The Struggle to Make the Struggle for Gay Rights Into Compelling Cinema: Freeheld
Freeheld
Directed by Peter Sollett
Opens October 2
It is a case perfectly situated to become a flashpoint. A decorated police officer, dying of cancer, wants to leave her pension to a loved one. But because the cop is a lesbian and has a domestic partner instead of a legal spouse, the county’s council of freeholders deny the request. The injustice of this—along with the terrible political optics—turn the case into national news, one cited as a landmark event in the gay rights movement.
This story, previously told in the Oscar-winning documentary short Freeheld, has now been dramatized in a film of the same name, with Julianne Moore as Lieutenant Laurel Hester and Ellen Page as her much younger partner.
While structured around various appeals, the film understands there isn’t much to the case from a procedural point of view. Hester’s treatment gets the blood boiling, but that’s not the same as complexity or drama: the freeholders face unanimous opposition and cave without any legal maneuvering or strategy from Hester’s team (including Steve Carell as a very gay advocate). That’s not suspense; indeed, the only compelling element of the legal material is a freeholder (Josh Charles) who is sympathetic to Hester but is pressured into going along with his colleagues. The film’s most sobering moment is when he makes a moral compromise for political expediency.

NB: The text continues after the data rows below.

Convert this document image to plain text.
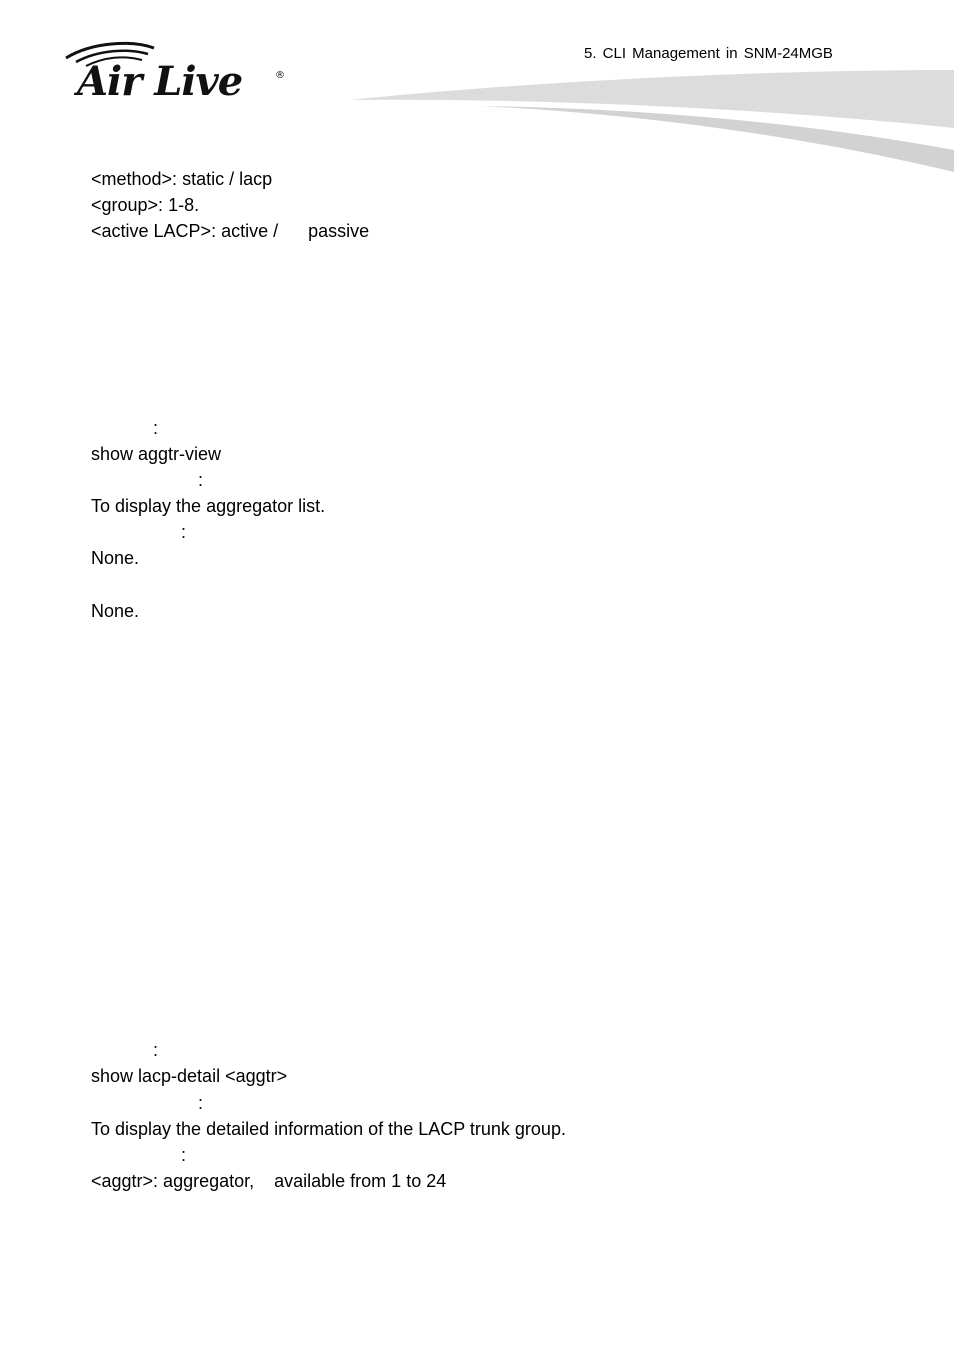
Air Live	®
5. CLI Management in SNM-24MGB
<method>: static / lacp
<group>: 1-8.
<active LACP>: active /      passive
:
show aggtr-view
:
To display the aggregator list.
:
None.
None.
:
show lacp-detail <aggtr>
:
To display the detailed information of the LACP trunk group.
:
<aggtr>: aggregator,    available from 1 to 24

Freeheld has more to say about living as a gay cop than dying as one. Knowing that it would add to the gender discrimination she already faces, Hester is not out to any of her fellow officers, including partner Michael Shannon. (The always-great Moore is particularly good here: intriguingly prickly in the early going, while her physical depiction of cancer suffering is unsurprisingly powerful.) The film spends an unexpected amount of time with a drug investigation, a bit of narrative misdirection that pays off when the diagnosis arrives. Characters in these kinds of movies always seem to be bracing themselves for unexpected news, but director Peter Sollett plays on the stomach-lurch of lives being interrupted.
Figures like Hester are so easily made icons that Freeheld’s greatest service is to keep her defiantly human. As history, it offers little insight or drama, but as a portrait, it does justice to its subject.